Editor’s note: This story is part of the CIO Dive Outlook on 2021, a series on the trends that will shape the industry in 2021. For a look at the business trends affecting other industries, see the Dive Outlook on 2021.
Cloud migrations are often messy. Toss in a pandemic and a quick shift to remote work, and 2021 becomes the year of clean up.
"Looking towards 2021, there will be a significant uptick in cloud infrastructure deployments and spending to allow new remote workers to function efficiently outside the traditional office environment," said Andrew Doherty, CIO at Babel Street, in a statement to CIO Dive.
The move to the cloud isn't slowing down, but businesses are tidying strategies to take full advantage of a hot cloud moment. Meanwhile, vendors reap the benefits. For SaaS providers, mass scale remote work led to a cloud market boom as companies pivoted toward digital.
For the second year in a row, cloud is in businesses' top three IT investment priorities, according to a Flexera survey of 474 IT executives and high-level managers. With business continuity taking precedence in 2020, other priorities fell to the wayside but will regain attention this year.
In 2021, businesses are preparing for the cloud to trickle into every department. Here are four cloud trends to watch:
Scrapping unnecessary cloud workloads
The "lift and shift" model of bringing an entire application to the cloud in one push brings along outdated, burdensome data.
As of June, 40% of businesses were accelerating cloud adoption plans, according to a MariaDB survey of 559 enterprise engineering and IT professionals. But a stampede to the cloud leaves loose ends untied. Of hundreds of cloud deployments reviewed by Accurics in August, 93% featured misconfigured cloud storage services.
Reconfiguring the cloud to maximize benefits, minimize costs and reduce burden will be crucial to long-term cloud success. Tossing cash at a single public cloud vendor may have enabled business continuity in 2020, but moving forward business leaders are considering other models such as hybrid cloud as ideal for operations.
And it's not just IT departments weighing cloud pros and cons anymore. As cloud knowledge becomes more mainstream, the C-suite and other members of business leadership watch closely to ensure cloud decisions benefit their departments, too.
Relitigating cloud governance to stay secure
Looking to strengthen cloud strategy, businesses may rethink governance efforts to prioritize security.

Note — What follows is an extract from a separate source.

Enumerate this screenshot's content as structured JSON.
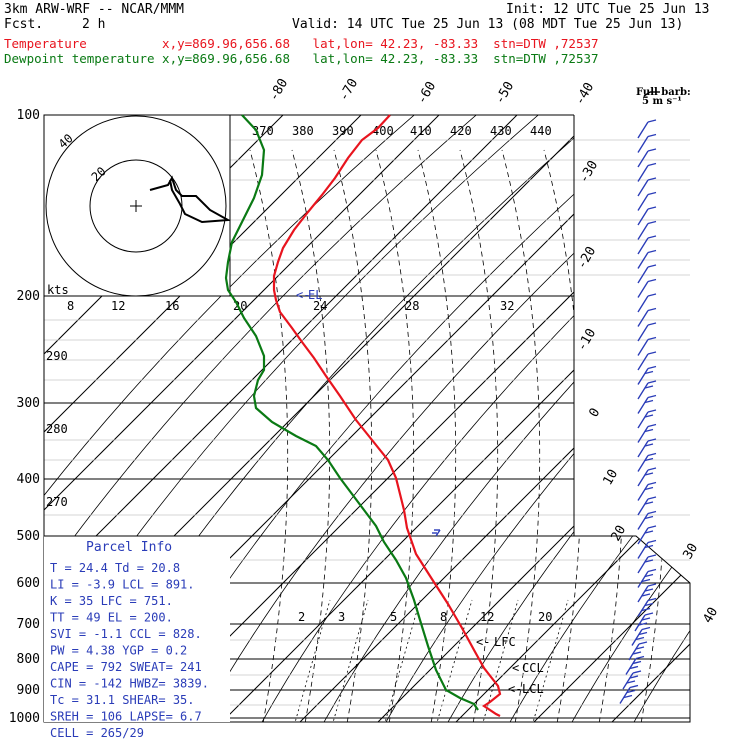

Returning to clouds' foundations and developing a strong governance plan will help businesses bolster security infrastructure to correct hasty adoption, according to David Wright, research director at Gartner, speaking at the Gartner IT Infrastructure, Operations and Cloud Strategies Conference last month.
IT departments are working to shore up cloud security. Nearly all — 96% — of the 3,500 respondents to a Sophos survey in July expressed concerns about cloud security.
"Everybody thought VPN will do," Jennifer Curry, senior vice president of product and technology at INAP, told CIO Dive previously. "It'll do until you put your entire workforce at home on varying laptops and varying networks."
Financial services is among the sectors looking to cloud to secure workloads. Sophisticated cyberattacks pushed businesses to shape up cloud security strategies to avoid becoming the next Equifax. Hybrid cloud is a popular approach as a way to balance security and cost.
More cloud money to the same top vendors
As businesses take cloud largely back to the basics, vendors are stepping up to share the wealth.
This year, the global public cloud infrastructure market will grow 35% to $120 billion, according to Dave Bartoletti, vice president and principal analyst at Forrester. Cloud business had a banner year in 2020, with a growing market for their services.
“The outlook is clearly ramped-up acquisitions to help companies accelerate their repositioning into SaaS, or to capitalize on the new ways of working and living in a COVID-influenced world," said Marc Suidan, U.S. technology, media and telecommunications leader at PwC in PwC's Technology Deals Insights: 2021 Outlook.
The most recent COVID-19 legislation, signed into law in December, provides small businesses with the resources to continue cloud investments, sustaining more market growth. Updates to the Paycheck Protection Program include allowances for software and cloud upgrades for qualified companies.
But it's the megavendors who will continue their reign. More than half of respondents to the Flexera survey expect to increase investments in Amazon Web Services, Salesforce, Google or other cloud services this year with Microsoft Azure ruling as the top choice.
Workforce training to up innovation
While vendors grow, the cloud computing companies are investing in spreading the tech knowledge with free training opportunities.
"Throughout 2021, we’ll start seeing more multicloud strategies paired with broader training initiatives from both enterprises and the cloud providers themselves," as businesses look to train cloud architects and professionals from within, said Katie Bullard, president at A Cloud Guru.
AWS and Microsoft both set out to train over 20 million people on the cloud, boosting the entry level cloud knowledge in the near future — while making way for advanced cloud technologists to rise and innovate.
With the cloud boom paving the way for transformation, edge computing will likely be on the rise. In the near future, this cloud innovation means "while core data centers will remain essential, volume will increasingly focus on edge devices operating on AI," said Brandon Ebken, CTO at Insight Enterprises.